In short, there is a reasonable possibility that we may be a bit early in our call to begin deploying into equities today! Unfortunately, trying to time an exact bottom in markets is a fools’ errand. Instead of attempting this, we are relying on discipline, process, and our advantages as a long-term investor to help us navigate what is an admittedly volatile and at times scary market. We maintain our flexible and nimble stance, we stand ready to take further actions in coming weeks as market conditions and our assessments change, whether that be deploying further into weaker markets, or de-risking if conditions require it.

Discipline and diversification remain an investor’s best friend in trying times

Abstracting from the tactical moves that we are making today, we think investors should also not lose track of the fundamental importance of discipline and diversification in their long-term investment strategies. As we discussed in our April 2025 Special Report ‘Staying the Course’, we have spent recent years emphasising the significance of building robust portfolios that are diversified across asset classes and risk factors, and not overly exposed to any particular style or theme. 

This disciplined, multi-asset approach is core to our investment philosophy and process, and will play a crucial role in helping investors navigate short-term shocks such as these.

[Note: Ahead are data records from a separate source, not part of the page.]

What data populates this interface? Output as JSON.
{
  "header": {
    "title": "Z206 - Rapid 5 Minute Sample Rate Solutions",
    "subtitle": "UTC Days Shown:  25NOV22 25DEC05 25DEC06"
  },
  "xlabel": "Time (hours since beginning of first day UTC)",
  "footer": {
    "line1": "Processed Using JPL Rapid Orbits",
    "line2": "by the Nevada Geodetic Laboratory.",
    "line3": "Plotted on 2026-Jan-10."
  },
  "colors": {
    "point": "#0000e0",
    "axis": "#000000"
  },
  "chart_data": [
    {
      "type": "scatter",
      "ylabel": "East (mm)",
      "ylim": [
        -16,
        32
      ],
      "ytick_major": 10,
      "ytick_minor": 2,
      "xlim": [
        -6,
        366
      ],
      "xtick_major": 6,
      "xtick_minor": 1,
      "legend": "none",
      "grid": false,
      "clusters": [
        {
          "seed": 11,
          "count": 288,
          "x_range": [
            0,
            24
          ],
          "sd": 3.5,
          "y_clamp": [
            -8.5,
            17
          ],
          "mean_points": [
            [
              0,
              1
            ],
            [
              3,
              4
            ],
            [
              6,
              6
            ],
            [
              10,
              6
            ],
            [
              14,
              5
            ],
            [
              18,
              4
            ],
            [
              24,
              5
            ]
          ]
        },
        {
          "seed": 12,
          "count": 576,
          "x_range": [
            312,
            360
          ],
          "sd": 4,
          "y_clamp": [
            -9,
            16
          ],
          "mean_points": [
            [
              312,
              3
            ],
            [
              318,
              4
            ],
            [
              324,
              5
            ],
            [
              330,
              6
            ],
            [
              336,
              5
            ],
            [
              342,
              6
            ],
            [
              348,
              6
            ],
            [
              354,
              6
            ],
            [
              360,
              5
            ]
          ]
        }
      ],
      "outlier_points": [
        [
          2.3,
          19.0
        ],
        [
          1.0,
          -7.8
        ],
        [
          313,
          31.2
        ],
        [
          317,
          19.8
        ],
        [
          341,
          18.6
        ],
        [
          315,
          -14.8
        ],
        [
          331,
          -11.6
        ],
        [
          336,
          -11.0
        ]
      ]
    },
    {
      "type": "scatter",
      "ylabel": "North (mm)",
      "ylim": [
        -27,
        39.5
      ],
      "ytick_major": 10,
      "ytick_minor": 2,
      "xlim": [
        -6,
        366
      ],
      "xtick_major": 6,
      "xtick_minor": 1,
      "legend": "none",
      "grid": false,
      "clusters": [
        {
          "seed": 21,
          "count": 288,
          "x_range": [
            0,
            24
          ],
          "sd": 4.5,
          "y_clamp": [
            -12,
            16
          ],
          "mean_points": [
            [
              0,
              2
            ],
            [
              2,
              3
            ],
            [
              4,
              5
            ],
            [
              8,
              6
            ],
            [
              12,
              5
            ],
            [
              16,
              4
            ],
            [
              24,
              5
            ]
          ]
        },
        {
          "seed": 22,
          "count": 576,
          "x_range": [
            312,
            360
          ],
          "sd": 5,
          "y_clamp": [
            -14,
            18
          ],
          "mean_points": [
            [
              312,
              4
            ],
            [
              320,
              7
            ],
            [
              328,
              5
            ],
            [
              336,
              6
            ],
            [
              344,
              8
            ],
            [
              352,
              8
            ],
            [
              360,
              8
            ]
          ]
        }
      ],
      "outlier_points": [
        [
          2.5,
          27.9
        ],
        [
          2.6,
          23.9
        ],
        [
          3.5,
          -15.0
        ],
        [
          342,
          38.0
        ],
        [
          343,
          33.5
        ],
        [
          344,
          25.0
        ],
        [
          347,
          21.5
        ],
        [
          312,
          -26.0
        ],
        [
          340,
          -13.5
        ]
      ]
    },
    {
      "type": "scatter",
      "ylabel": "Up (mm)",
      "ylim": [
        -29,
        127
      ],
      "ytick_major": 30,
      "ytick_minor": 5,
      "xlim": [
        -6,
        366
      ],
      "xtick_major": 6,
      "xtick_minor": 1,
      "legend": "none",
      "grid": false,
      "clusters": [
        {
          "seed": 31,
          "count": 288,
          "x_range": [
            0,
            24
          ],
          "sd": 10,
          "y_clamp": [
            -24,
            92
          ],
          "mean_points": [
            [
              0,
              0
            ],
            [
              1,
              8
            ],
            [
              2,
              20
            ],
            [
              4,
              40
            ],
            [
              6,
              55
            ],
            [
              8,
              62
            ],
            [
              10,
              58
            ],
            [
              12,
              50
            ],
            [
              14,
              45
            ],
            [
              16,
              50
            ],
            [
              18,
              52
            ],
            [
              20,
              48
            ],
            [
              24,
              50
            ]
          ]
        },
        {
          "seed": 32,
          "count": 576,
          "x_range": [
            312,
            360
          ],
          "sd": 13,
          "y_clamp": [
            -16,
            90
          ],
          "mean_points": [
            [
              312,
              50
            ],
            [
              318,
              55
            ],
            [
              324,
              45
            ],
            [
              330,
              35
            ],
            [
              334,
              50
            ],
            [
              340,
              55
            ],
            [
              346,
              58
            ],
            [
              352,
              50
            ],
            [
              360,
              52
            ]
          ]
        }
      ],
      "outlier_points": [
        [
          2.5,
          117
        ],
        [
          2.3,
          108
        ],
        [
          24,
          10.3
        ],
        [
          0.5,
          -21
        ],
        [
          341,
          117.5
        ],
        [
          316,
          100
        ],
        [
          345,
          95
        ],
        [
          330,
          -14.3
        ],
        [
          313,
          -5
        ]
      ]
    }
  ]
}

To provide some preliminary context as to the power of diversification, as of 10 March 2026, the S&P/ASX 200 Index has lost about 5%, while the MSCI World Index is down around 2% since the start of March. In contrast, we estimate that a diversified, multi-asset Balanced portfolio has lost around 1% over that period, cushioning astute investors and putting them in a solid position to begin leaning in while others are panicking.

Key takeaways 

  1. It’s been another turbulent week across financial markets as investors deal with the ongoing (and in many cases, escalating) conflict in the Middle East precipitated by the 28 February 2026 strikes by the US and Israel across Iran. Throughout this period, we have continued parsing developments through our constraints-based framework and tracking the key signposts that we identified in our 3 March 2026 Special Report as the conflict commenced.

     

  2. Clearly, the situation on the ground remains highly uncertain, with Iran recently selecting Mojtaba Khamenei as its new Supreme Leader, while the conflict continues to escalate and broaden to include vital energy and social infrastructure across the region. We acknowledge these extreme levels of uncertainty, but we believe that we have seen sufficient signs of market-based stress, and sufficient (nascent) signals that negative policy momentum may be peaking, to justify beginning to deploy modestly into the market.

  3. We do this with the open and humble recognition that we may be early, and that downside risks (including further escalation of the conflict and further damage to the global economy and markets) remain highly visible. We retain a flexible and nimble stance and stand ready to make further changes to our tactical positioning in coming weeks should the situation warrant.